A leggere le ultime disposizioni in materia di sicurezza, lo scalo romano di Fiumicino sembra davvero l’aeroporto più pazzo del mondo. È del primo ottobre la notizia paradossale che il PLDV, ovvero il dispositivo di difesa ideato dopo l’11 settembre 2001 e che dovrebbe garantire la protezione totale dell’aeroporto, non è ancora applicato come dovrebbe. Nonostante il dirigente della polizia di frontiera, a giugno, abbia fatto le acrobazie per completare la pianta organica (carente di oltre 400 poliziotti), lo stesso vicequestore aggiunto nei giorni scorsi ha inviato una nota ai vari responsabili della sicurezza in cui chiede l’applicazione incondizionata del piano: «(...) il signor responsabile della sezione sicurezza vorrà provvedere affinché l’integrale copertura del Piano venga assicurata quotidianamente anche a scapito e a preferenza di qualsiasi altro servizio (...), anche di natura operativa, ma non connesso all’attuazione del PLDV».

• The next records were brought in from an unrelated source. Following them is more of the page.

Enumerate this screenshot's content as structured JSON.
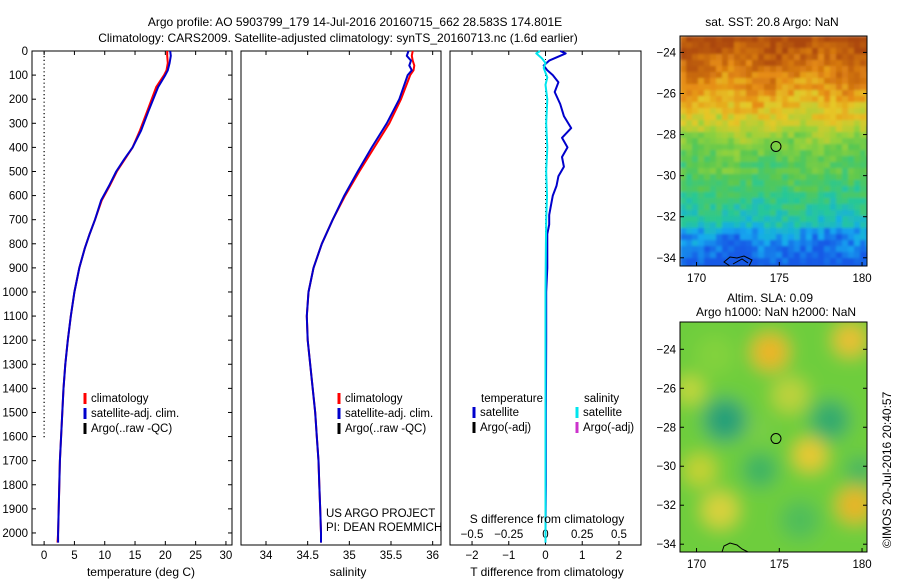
{
  "header": {
    "line1": "Argo profile: AO 5903799_179 14-Jul-2016 20160715_662 28.583S 174.801E",
    "line2": "Climatology: CARS2009. Satellite-adjusted climatology: synTS_20160713.nc (1.6d earlier)"
  },
  "project": {
    "line1": "US ARGO PROJECT",
    "line2": "PI: DEAN ROEMMICH"
  },
  "credit": "©IMOS 20-Jul-2016 20:40:57",
  "colors": {
    "climatology": "#ff0000",
    "satellite": "#0000cc",
    "argo": "#000000",
    "sat_salinity": "#00e5ee",
    "argo_salinity": "#cc33cc"
  },
  "chart_data": [
    {
      "type": "line",
      "xlabel": "temperature (deg C)",
      "ylabel": "",
      "xlim": [
        -2,
        31
      ],
      "ylim": [
        2050,
        0
      ],
      "xticks": [
        0,
        5,
        10,
        15,
        20,
        25,
        30
      ],
      "yticks": [
        0,
        100,
        200,
        300,
        400,
        500,
        600,
        700,
        800,
        900,
        1000,
        1100,
        1200,
        1300,
        1400,
        1500,
        1600,
        1700,
        1800,
        1900,
        2000
      ],
      "legend": [
        "climatology",
        "satellite-adj. clim.",
        "Argo(..raw -QC)"
      ],
      "legend_position": "bottom-center",
      "argo_depth_marks": {
        "x": 0,
        "from": 5,
        "to": 1610
      },
      "series": [
        {
          "name": "climatology",
          "color": "#ff0000",
          "points": [
            [
              20.3,
              0
            ],
            [
              20.3,
              20
            ],
            [
              20.4,
              50
            ],
            [
              20.2,
              80
            ],
            [
              19.8,
              100
            ],
            [
              18.5,
              150
            ],
            [
              17,
              250
            ],
            [
              15.8,
              330
            ],
            [
              14.6,
              400
            ],
            [
              13.3,
              450
            ],
            [
              12,
              500
            ],
            [
              10.8,
              560
            ],
            [
              9.5,
              620
            ],
            [
              8.4,
              700
            ],
            [
              7.5,
              760
            ],
            [
              6.7,
              820
            ],
            [
              5.8,
              900
            ],
            [
              5,
              1000
            ],
            [
              4.4,
              1100
            ],
            [
              3.9,
              1200
            ],
            [
              3.5,
              1300
            ],
            [
              3.2,
              1400
            ],
            [
              3,
              1500
            ],
            [
              2.8,
              1600
            ],
            [
              2.6,
              1700
            ],
            [
              2.5,
              1800
            ],
            [
              2.4,
              1900
            ],
            [
              2.3,
              2000
            ],
            [
              2.2,
              2040
            ]
          ]
        },
        {
          "name": "satellite-adj. clim.",
          "color": "#0000cc",
          "points": [
            [
              20.8,
              0
            ],
            [
              20.9,
              20
            ],
            [
              20.7,
              50
            ],
            [
              20.4,
              80
            ],
            [
              20,
              100
            ],
            [
              18.8,
              150
            ],
            [
              17.2,
              250
            ],
            [
              16,
              330
            ],
            [
              14.6,
              400
            ],
            [
              13.2,
              450
            ],
            [
              11.9,
              500
            ],
            [
              10.7,
              560
            ],
            [
              9.4,
              620
            ],
            [
              8.4,
              700
            ],
            [
              7.5,
              760
            ],
            [
              6.7,
              820
            ],
            [
              5.8,
              900
            ],
            [
              5,
              1000
            ],
            [
              4.4,
              1100
            ],
            [
              3.9,
              1200
            ],
            [
              3.5,
              1300
            ],
            [
              3.2,
              1400
            ],
            [
              3,
              1500
            ],
            [
              2.8,
              1600
            ],
            [
              2.6,
              1700
            ],
            [
              2.5,
              1800
            ],
            [
              2.4,
              1900
            ],
            [
              2.3,
              2000
            ],
            [
              2.3,
              2040
            ]
          ]
        }
      ]
    },
    {
      "type": "line",
      "xlabel": "salinity",
      "ylabel": "",
      "xlim": [
        33.7,
        36.1
      ],
      "ylim": [
        2050,
        0
      ],
      "xticks": [
        34,
        34.5,
        35,
        35.5,
        36
      ],
      "legend": [
        "climatology",
        "satellite-adj. clim.",
        "Argo(..raw -QC)"
      ],
      "legend_position": "bottom-right",
      "series": [
        {
          "name": "climatology",
          "color": "#ff0000",
          "points": [
            [
              35.76,
              0
            ],
            [
              35.75,
              20
            ],
            [
              35.76,
              40
            ],
            [
              35.78,
              60
            ],
            [
              35.77,
              80
            ],
            [
              35.73,
              100
            ],
            [
              35.62,
              200
            ],
            [
              35.48,
              300
            ],
            [
              35.3,
              400
            ],
            [
              35.12,
              500
            ],
            [
              34.95,
              600
            ],
            [
              34.8,
              700
            ],
            [
              34.67,
              800
            ],
            [
              34.57,
              900
            ],
            [
              34.51,
              1000
            ],
            [
              34.49,
              1100
            ],
            [
              34.5,
              1200
            ],
            [
              34.53,
              1300
            ],
            [
              34.56,
              1400
            ],
            [
              34.59,
              1500
            ],
            [
              34.61,
              1600
            ],
            [
              34.63,
              1700
            ],
            [
              34.64,
              1800
            ],
            [
              34.65,
              1900
            ],
            [
              34.66,
              2000
            ],
            [
              34.66,
              2040
            ]
          ]
        },
        {
          "name": "satellite-adj. clim.",
          "color": "#0000cc",
          "points": [
            [
              35.71,
              0
            ],
            [
              35.69,
              20
            ],
            [
              35.74,
              40
            ],
            [
              35.72,
              60
            ],
            [
              35.75,
              80
            ],
            [
              35.7,
              100
            ],
            [
              35.6,
              200
            ],
            [
              35.45,
              300
            ],
            [
              35.27,
              400
            ],
            [
              35.1,
              500
            ],
            [
              34.94,
              600
            ],
            [
              34.8,
              700
            ],
            [
              34.67,
              800
            ],
            [
              34.57,
              900
            ],
            [
              34.51,
              1000
            ],
            [
              34.49,
              1100
            ],
            [
              34.5,
              1200
            ],
            [
              34.53,
              1300
            ],
            [
              34.56,
              1400
            ],
            [
              34.59,
              1500
            ],
            [
              34.61,
              1600
            ],
            [
              34.63,
              1700
            ],
            [
              34.64,
              1800
            ],
            [
              34.65,
              1900
            ],
            [
              34.66,
              2000
            ],
            [
              34.66,
              2040
            ]
          ]
        }
      ]
    },
    {
      "type": "line",
      "xlabel": "T difference from climatology",
      "xlabel_top": "S difference from climatology",
      "ylabel": "",
      "xlim": [
        -2.6,
        2.6
      ],
      "ylim": [
        2050,
        0
      ],
      "xticks": [
        -2,
        -1,
        0,
        1,
        2
      ],
      "xticks_top": [
        -0.5,
        -0.25,
        0,
        0.25,
        0.5
      ],
      "legend_title_left": "temperature",
      "legend_title_right": "salinity",
      "legend": [
        "satellite",
        "Argo(-adj)",
        "satellite",
        "Argo(-adj)"
      ],
      "legend_position": "bottom",
      "series": [
        {
          "name": "temperature satellite",
          "color": "#0000cc",
          "points": [
            [
              0.4,
              0
            ],
            [
              0.55,
              10
            ],
            [
              0.4,
              20
            ],
            [
              0.25,
              30
            ],
            [
              0.1,
              40
            ],
            [
              -0.05,
              60
            ],
            [
              0.05,
              80
            ],
            [
              0.2,
              100
            ],
            [
              0.35,
              130
            ],
            [
              0.25,
              170
            ],
            [
              0.4,
              220
            ],
            [
              0.5,
              270
            ],
            [
              0.7,
              320
            ],
            [
              0.45,
              360
            ],
            [
              0.6,
              400
            ],
            [
              0.45,
              440
            ],
            [
              0.5,
              480
            ],
            [
              0.35,
              520
            ],
            [
              0.3,
              560
            ],
            [
              0.2,
              600
            ],
            [
              0.15,
              640
            ],
            [
              0.1,
              680
            ],
            [
              0.1,
              720
            ],
            [
              0.05,
              760
            ],
            [
              0.05,
              800
            ],
            [
              0.05,
              900
            ],
            [
              0.02,
              1000
            ],
            [
              0.02,
              1200
            ],
            [
              0.01,
              1500
            ],
            [
              0.01,
              1800
            ],
            [
              0.0,
              2000
            ],
            [
              0.0,
              2040
            ]
          ]
        },
        {
          "name": "salinity satellite",
          "color": "#00e5ee",
          "points": [
            [
              -0.15,
              0
            ],
            [
              -0.25,
              10
            ],
            [
              -0.1,
              30
            ],
            [
              0.0,
              50
            ],
            [
              -0.05,
              70
            ],
            [
              0.0,
              90
            ],
            [
              0.05,
              110
            ],
            [
              0.0,
              140
            ],
            [
              0.05,
              200
            ],
            [
              0.02,
              300
            ],
            [
              0.05,
              400
            ],
            [
              0.02,
              500
            ],
            [
              0.04,
              600
            ],
            [
              0.02,
              700
            ],
            [
              0.01,
              800
            ],
            [
              0.0,
              1000
            ],
            [
              0.0,
              1300
            ],
            [
              0.0,
              1600
            ],
            [
              0.0,
              2040
            ]
          ]
        }
      ]
    },
    {
      "type": "heatmap",
      "title": "sat. SST: 20.8 Argo: NaN",
      "xlim": [
        169,
        180.3
      ],
      "ylim": [
        -34.4,
        -23.2
      ],
      "xticks": [
        170,
        175,
        180
      ],
      "yticks": [
        -24,
        -26,
        -28,
        -30,
        -32,
        -34
      ],
      "marker": {
        "lon": 174.8,
        "lat": -28.58
      }
    },
    {
      "type": "heatmap",
      "title": "Altim. SLA: 0.09",
      "subtitle": "Argo h1000: NaN h2000: NaN",
      "xlim": [
        169,
        180.3
      ],
      "ylim": [
        -34.4,
        -22.6
      ],
      "xticks": [
        170,
        175,
        180
      ],
      "yticks": [
        -24,
        -26,
        -28,
        -30,
        -32,
        -34
      ],
      "marker": {
        "lon": 174.8,
        "lat": -28.58
      }
    }
  ]
}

Insomma, gli ordini sono di rastrellare le risorse umane per otturare ogni falla. «Lo spaccato emerso dalle ultime vicende aeroportuali è agghiacciante - interviene Gianni Ciotti, commissario straordinario Silp Cgil di Roma -, se riferite al contesto di protezione della nazione. Il sistema preventivo e investigativo è al collasso, soprattutto per la drastica riduzione di uomini e mezzi. Ma fra le cose incredibili è che nessuno sa se esiste o no una deroga per inviare metronotte armati all’interno di una zona sterile, dove entrano solo persone non armate (a esclusione delle forze dell’ordine interne, polaria, carabinieri, guardia di finanza). E se queste guardie sono disarmate, allora, che ci stanno a fare in un’area ad alto rischio?».
Fra le carenze da tempo lamentate dai sindacati di polizia i varchi doganali, spesso sguarniti se non, addirittura, chiusi e lasciati incustoditi. È accaduto la scorsa estate, qualcuno sostiene che accade ancora nonostante le riprese choc mandate in onda dalle Iene.